LOS ANGELES (CBSLA/AP) – With California entering what is believed to be a historic drought, mandatory water restrictions were ordered last week for nearly 200,000 residents in Marin County.

Dry Riverbed In Santa Clara drought
Dry and cracked riverbed is seen during drought season on April 23, 2021 in Santa Clara County, California. (Photo by Liu Guanguan/China News Service via Getty Images)

The Marin Municipal Water District on April 20 enacted a series of water conservation rules, including banning home car washes, no watering of outdoor lawns between 9 a.m. and 7 p.m., and no refilling decorative pools or fountains.

A day later, California Gov. Gavin Newsom declared a drought emergency for the Russian River watershed in Mendocino and Sonoma counties. Marin County borders Sonoma.

Newsom chose to make the declaration in those two counties only, rather than statewide, as some officials and farmers in the agricultural-rich Central Valley had hoped. But Newsom said a broader drought declaration could come as conditions change.

"If you're in a different part of the state, you probably need to know that this will one day happen to you," Karla Nemeth, director of the California Department of Water Resources, said of the drought declaration.

According to the latest report from the U.S. Drought Monitor Thursday, nearly all of Los Angeles, Ventura, San Bernardino, Riverside and Kern counties are now under extreme drought conditions, while Orange County is under a severe drought.

California, which is now in its second year of drought, is bracing for another devastating wildfire season after a winter with little precipitation.

"Oftentimes we overstate the word historic, but this is indeed an historic moment, certainly historic for this particular lake, Mendocino," Newsom said, standing in Mendocino Lake where 40 feet of lake water was supposed to be. The lake is at about 40% of normal capacity.

About three-quarters of the American West is in what is called a megadrought, with critical waterways like the Colorado River and Rio Grande that supply millions of people and farms expected to have dismally low flows this year. The White House on Wednesday announced the creation of a working group helmed by the Interior and Agriculture departments to address worsening drought conditions in the U.S. West.

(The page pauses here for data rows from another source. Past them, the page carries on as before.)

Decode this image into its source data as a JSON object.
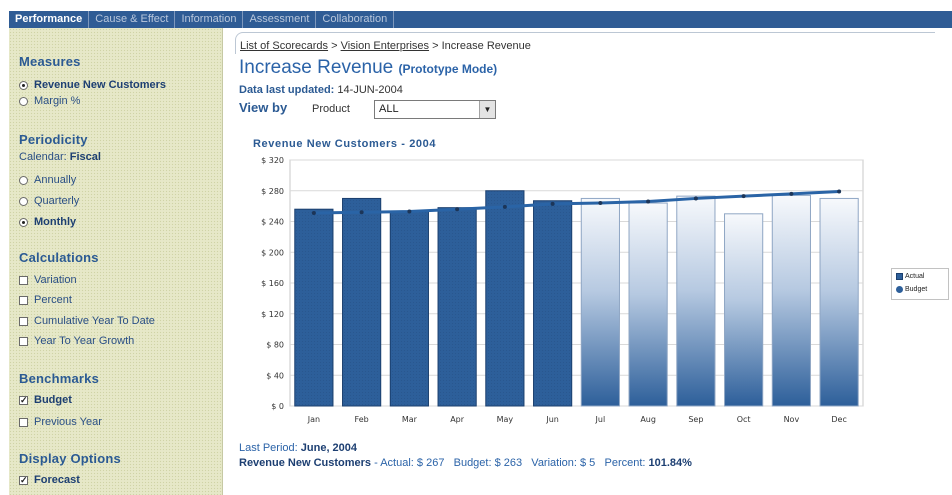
{
  "tabs": [
    {
      "label": "Performance",
      "active": true
    },
    {
      "label": "Cause & Effect",
      "active": false
    },
    {
      "label": "Information",
      "active": false
    },
    {
      "label": "Assessment",
      "active": false
    },
    {
      "label": "Collaboration",
      "active": false
    }
  ],
  "sidebar": {
    "measures": {
      "title": "Measures",
      "options": [
        {
          "label": "Revenue New Customers",
          "selected": true
        },
        {
          "label": "Margin %",
          "selected": false
        }
      ]
    },
    "periodicity": {
      "title": "Periodicity",
      "calendar_label": "Calendar:",
      "calendar_value": "Fiscal",
      "options": [
        {
          "label": "Annually",
          "selected": false
        },
        {
          "label": "Quarterly",
          "selected": false
        },
        {
          "label": "Monthly",
          "selected": true
        }
      ]
    },
    "calculations": {
      "title": "Calculations",
      "options": [
        {
          "label": "Variation",
          "checked": false
        },
        {
          "label": "Percent",
          "checked": false
        },
        {
          "label": "Cumulative Year To Date",
          "checked": false
        },
        {
          "label": "Year To Year Growth",
          "checked": false
        }
      ]
    },
    "benchmarks": {
      "title": "Benchmarks",
      "options": [
        {
          "label": "Budget",
          "checked": true
        },
        {
          "label": "Previous Year",
          "checked": false
        }
      ]
    },
    "display": {
      "title": "Display Options",
      "options": [
        {
          "label": "Forecast",
          "checked": true
        }
      ]
    }
  },
  "main": {
    "breadcrumb": {
      "link1": "List of Scorecards",
      "sep1": " > ",
      "link2": "Vision Enterprises",
      "sep2": " > ",
      "current": "Increase Revenue"
    },
    "title": "Increase Revenue",
    "title_mode": "(Prototype Mode)",
    "updated_label": "Data last updated:",
    "updated_value": "14-JUN-2004",
    "view_by_label": "View by",
    "product_label": "Product",
    "product_value": "ALL",
    "last_period_label": "Last Period:",
    "last_period_value": "June, 2004",
    "summary": {
      "measure": "Revenue New Customers",
      "actual": "- Actual: $ 267",
      "budget": "Budget: $ 263",
      "variation": "Variation: $ 5",
      "percent_label": "Percent:",
      "percent_value": "101.84%"
    }
  },
  "chart_data": {
    "type": "bar",
    "title": "Revenue New Customers  -  2004",
    "categories": [
      "Jan",
      "Feb",
      "Mar",
      "Apr",
      "May",
      "Jun",
      "Jul",
      "Aug",
      "Sep",
      "Oct",
      "Nov",
      "Dec"
    ],
    "series": [
      {
        "name": "Actual",
        "type": "bar",
        "values": [
          256,
          270,
          253,
          258,
          280,
          267,
          270,
          264,
          273,
          250,
          274,
          270
        ]
      },
      {
        "name": "Budget",
        "type": "line",
        "values": [
          251,
          252,
          253,
          256,
          259,
          263,
          264,
          266,
          270,
          273,
          276,
          279
        ]
      }
    ],
    "forecast_from_index": 6,
    "ylim": [
      0,
      320
    ],
    "yticks": [
      0,
      40,
      80,
      120,
      160,
      200,
      240,
      280,
      320
    ],
    "ytick_labels": [
      "$ 0",
      "$ 40",
      "$ 80",
      "$ 120",
      "$ 160",
      "$ 200",
      "$ 240",
      "$ 280",
      "$ 320"
    ],
    "xlabel": "",
    "ylabel": "",
    "legend_position": "right",
    "grid": true,
    "colors": {
      "actual": "#2d5f9a",
      "forecast_top": "#f4f7fb",
      "forecast_bottom": "#2d5f9a",
      "budget_line": "#2a64a6",
      "budget_marker": "#1c3558"
    }
  }
}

The California Department of Water Resources said this is California's fourth-driest year on record, especially in the northern two-thirds of the state. But Newsom said people in cities also are using 16% less water than they were at the start of the last major drought, which lasted from 2012 to 2016. That drought prompted then-Gov. Jerry Brown to impose broad restrictions on water use that affected nearly everyone in the nation's most populated state.

The U.S. Drought Monitor is released weekly as part of partnership between the National Drought Mitigation Center at the University of Nebraska-Lincoln, the National Oceanic and Atmospheric Administration and the USDA.